Granell: “No estamos dentro de misteriosa Mente que se realiza por misterioso modo, sino, al revés, partimos del choque con las cosas para forjar irrealidades mentales y lanzarlas fuera, tornando así habitable nuestra yacija. Intus in extus es la clave última de lo humano, pero justamente forjando el intus desde el extus, pensando con las cosas —como decía Ortega—. Palpando cuerpos, dijo a su modo Paul Valéry; la inteligencia necesita «formas sensibles y gracias corporales para alcanzar un estado más alto». {Eupalinos o el Arquitecto).

“Y así entra de raíz y por derecho el poeta. Trátase de una creación, de una poíésis. La poesía, la luz maravillosa del poetizar, otorga al hombre su voluntad ontológica. No la poesía del decir, del repetir —la retórica con su seca hojarasca—, sino la poesía auténtica, la del sentir, la del iluminar las sombras, que goza de una capacitas cuasi divina, pues in-venta (de in-venió), hace venir, torna posible, posibilita. Cuanto nos llameinvoque— irá generando, posibilitando, ex-aliquo, desde el algo previamente logrado, nuevas «realidades artificiales» —si me permiten la aparente contradicción—. Es que «la realidad», ella misma, «en persona», como diría Husserl, se escapa siempre a nuestra vista, se oculta. Justo por eso debemos imaginarla, inventarla, falsificarla. No asuste este término. Y para aclararlo, me valdré del decir de un poeta asturiano muy desconocido, Andrés Carbayu: «¡Cosas de la realidad! /Pues se oculta, falsifícala, / arráncale su verdad». (…) Por delante de los filósofos, y al movimiento y tanteo de la mano ejercitada, los artistas van creando, in-ventando el mundo de mañana. No es otra la misión del arte. Y no hay misión más excelsa.”

“Obsérvese que la ciencia, incluso la más pura y exacta, sea geométrica o algebraica, genérase mediante el imaginar metafórico, que es un imaginar lo inimaginable en modo recto, al modo de Galileo, cuando insiste en medir indirectamente lo inmedible. Con sobrada razón dijo Ortega que «el físico sabe muy bien que lo que dice su teoría no lo hay en la realidad», siendo así la física un «orbe imaginario», un «mundo interior», poético, como todos los mundos científicos. Y el «mundo poético» —añade—, el más transparente de todos, pues en él aparece «con descuidado cinismo y como a la intemperie», el secreto esencial (Cf Ideas y Creencias).”

“La arquitectura —que podría definirse como concreto orden matemático, distribución armónica en un vertiente de las inferencias, de la lógica, del sistema.

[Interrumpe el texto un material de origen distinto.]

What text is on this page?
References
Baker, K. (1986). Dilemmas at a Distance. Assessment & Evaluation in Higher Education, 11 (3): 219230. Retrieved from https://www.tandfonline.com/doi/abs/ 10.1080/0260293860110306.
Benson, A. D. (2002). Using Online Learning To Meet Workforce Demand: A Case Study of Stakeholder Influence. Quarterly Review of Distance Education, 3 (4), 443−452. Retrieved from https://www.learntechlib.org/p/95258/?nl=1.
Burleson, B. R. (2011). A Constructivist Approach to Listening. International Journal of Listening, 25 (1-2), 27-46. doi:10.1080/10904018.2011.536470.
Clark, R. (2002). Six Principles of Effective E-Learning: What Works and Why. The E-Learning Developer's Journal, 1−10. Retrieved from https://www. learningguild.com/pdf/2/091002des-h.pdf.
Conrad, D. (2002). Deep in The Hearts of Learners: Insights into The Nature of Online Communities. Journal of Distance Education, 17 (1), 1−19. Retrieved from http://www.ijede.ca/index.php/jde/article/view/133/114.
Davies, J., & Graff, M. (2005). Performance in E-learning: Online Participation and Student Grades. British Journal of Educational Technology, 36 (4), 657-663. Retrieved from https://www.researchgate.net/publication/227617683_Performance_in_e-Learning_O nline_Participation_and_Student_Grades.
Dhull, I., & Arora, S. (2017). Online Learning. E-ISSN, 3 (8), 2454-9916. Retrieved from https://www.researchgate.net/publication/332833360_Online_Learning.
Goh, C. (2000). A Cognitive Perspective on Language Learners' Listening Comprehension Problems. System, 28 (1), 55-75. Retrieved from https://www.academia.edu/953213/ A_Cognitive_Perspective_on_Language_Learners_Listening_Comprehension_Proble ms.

Para este enfoque y quehacer los griegos decían lógos y diánoia; mucho más tarde Descartes dirá, para tal discurrir, deducción y sagacidad. Ahora bien: sin duda se desciende con seguro paso mediante este estilo del quehacer pero jamás se alcanzará la trascendencia a lo dado, jamás se lograrán nova. Para este quehacer superador se precisa otro estilo complementario, consistente en sacar de las sombras, obligar a ver lo invisible, in-ventar, poetizar. Quehacer ascendente —en sentir de Platón— que los griegos llamaron nóesis, y a su órgano nous; y que Descartes, a su vez, llamará intuición y perspicacia. Pues bien: obsérvese que Aristóteles no hubiera podido construir su famosa Lógica —que desciende— sin la Dialéctica platónica, la que previamente le obligó a ver, la que en su ascender alcanza lo visto, el eidos, esa auténtica realidad que era para Platón la Idea. Y ahora me pregunto: ¿No indica esto, a otro giro innegable, un primado del poetizar?. Entiéndase bien: un primado, que no una exclusión. Intuir primero y discurrir después. Para reiterar el primado desde más alto escalón del conocimiento, y así intuir más y discurrir mejor. ¿Y no se advierte también que, en el expuesto modo de mi pensar alienta un poético sentir, máxime si tal sentir discurría ya, a su modo, por sendas muy cercanas al creacionismo de Huidobro y Gerardo de Diego?.”

La filosofía y el arte como invenciones: constructivismo, a la manera de Deleuze.